Many civilians fled into the bush towards Ogbaulu to evade the attack. A survivor of the massacre speaking to Channels TV said that while he was fleeing, he saw nine bodies lining the road out of Odugbeho. When he returned to the village after the herdsmen fled, he saw eleven bodies in the village center. Many of the bodies were unable to be recovered the night of the attack in anticipation of a second massacre.

== Aftermath ==
Nigerian senator Abah Moro, who represents Odugbeho's area of Benue in the Nigerian Senate, condemned the attack and stated 40 people were killed. The spokesman for the Benue State police stated that the police had knowledge of the attack and would send reinforcements from Operation Whirl Stroke to the area. The spokesman added that bodies were still being discovered and that the death toll was unknown.
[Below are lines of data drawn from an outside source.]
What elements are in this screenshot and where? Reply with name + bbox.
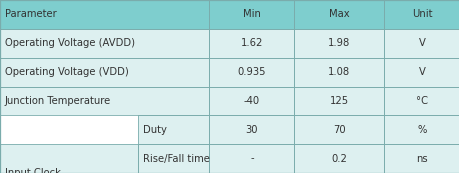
Bar [383, 0, 459, 29]
Text: Rise/Fall time: Rise/Fall time [142, 154, 209, 164]
Bar [294, 29, 383, 58]
Text: 30: 30 [245, 125, 257, 135]
Bar [0, 29, 209, 58]
Bar [209, 58, 294, 86]
Bar [294, 29, 383, 58]
Text: Unit: Unit [411, 9, 431, 19]
Bar [0, 0, 209, 29]
Text: Parameter: Parameter [5, 9, 56, 19]
Bar [138, 115, 209, 144]
Text: 125: 125 [329, 96, 348, 106]
Text: Duty: Duty [142, 125, 166, 135]
Bar [294, 86, 383, 115]
Bar [383, 29, 459, 58]
Bar [209, 115, 294, 144]
Text: 1.98: 1.98 [327, 38, 350, 48]
Bar [294, 0, 383, 29]
Text: 0.2: 0.2 [330, 154, 347, 164]
Bar [209, 86, 294, 115]
Bar [209, 29, 294, 58]
Text: V: V [418, 38, 425, 48]
Text: 70: 70 [332, 125, 345, 135]
Text: °C: °C [415, 96, 427, 106]
Text: 0.935: 0.935 [237, 67, 265, 77]
Text: Min: Min [242, 9, 260, 19]
Bar [0, 86, 209, 115]
Bar [294, 144, 383, 173]
Bar [383, 29, 459, 58]
Bar [383, 86, 459, 115]
Bar [383, 115, 459, 144]
Bar [209, 144, 294, 173]
Bar [209, 58, 294, 86]
Bar [294, 0, 383, 29]
Bar [0, 58, 209, 86]
Text: Operating Voltage (AVDD): Operating Voltage (AVDD) [5, 38, 134, 48]
Text: 1.08: 1.08 [327, 67, 350, 77]
Bar [209, 144, 294, 173]
Bar [209, 86, 294, 115]
Bar [209, 29, 294, 58]
Bar [0, 58, 209, 86]
Bar [138, 115, 209, 144]
Bar [0, 86, 209, 115]
Text: Max: Max [328, 9, 349, 19]
Bar [294, 144, 383, 173]
Text: Operating Voltage (VDD): Operating Voltage (VDD) [5, 67, 128, 77]
Bar [383, 86, 459, 115]
Bar [294, 58, 383, 86]
Text: V: V [418, 67, 425, 77]
Bar [294, 58, 383, 86]
Bar [209, 115, 294, 144]
Text: ns: ns [415, 154, 427, 164]
Bar [383, 0, 459, 29]
Bar [0, 0, 209, 29]
Bar [209, 0, 294, 29]
Bar [138, 144, 209, 173]
Text: 1.62: 1.62 [240, 38, 263, 48]
Bar [209, 0, 294, 29]
Bar [0, 29, 209, 58]
Bar [294, 115, 383, 144]
Text: -: - [250, 154, 253, 164]
Bar [0, 144, 138, 173]
Bar [294, 115, 383, 144]
Text: %: % [416, 125, 426, 135]
Bar [383, 115, 459, 144]
Bar [383, 144, 459, 173]
Text: Junction Temperature: Junction Temperature [5, 96, 111, 106]
Text: -40: -40 [243, 96, 259, 106]
Bar [0, 144, 138, 173]
Text: Input Clock: Input Clock [5, 168, 60, 173]
Bar [383, 144, 459, 173]
Bar [383, 58, 459, 86]
Bar [383, 58, 459, 86]
Bar [294, 86, 383, 115]
Bar [138, 144, 209, 173]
Moro was one of the first officials to report the attack and stated the death toll was 40. John Ngbede, the chairman of the Peoples Democratic Party (PDP) in Benue stated that 25 bodies had been buried by 8 June, and that 30 had been discovered in total including ten bodies in the bush. Ngbede added that local officials had told him they suspected over 40 people were killed, as many bodies were still in the bush undiscovered. The chairman of Agatu stated that 27 people had been confirmed to be killed by 8 June, although the number was not final.

Fulani herdsmen attacked Odugbeho again on 20 June, killing eleven people in a spree of attacks on Odugbeho, Aila, and Adagbo. Two people were killed in Odugbeho and 21 houses were burned.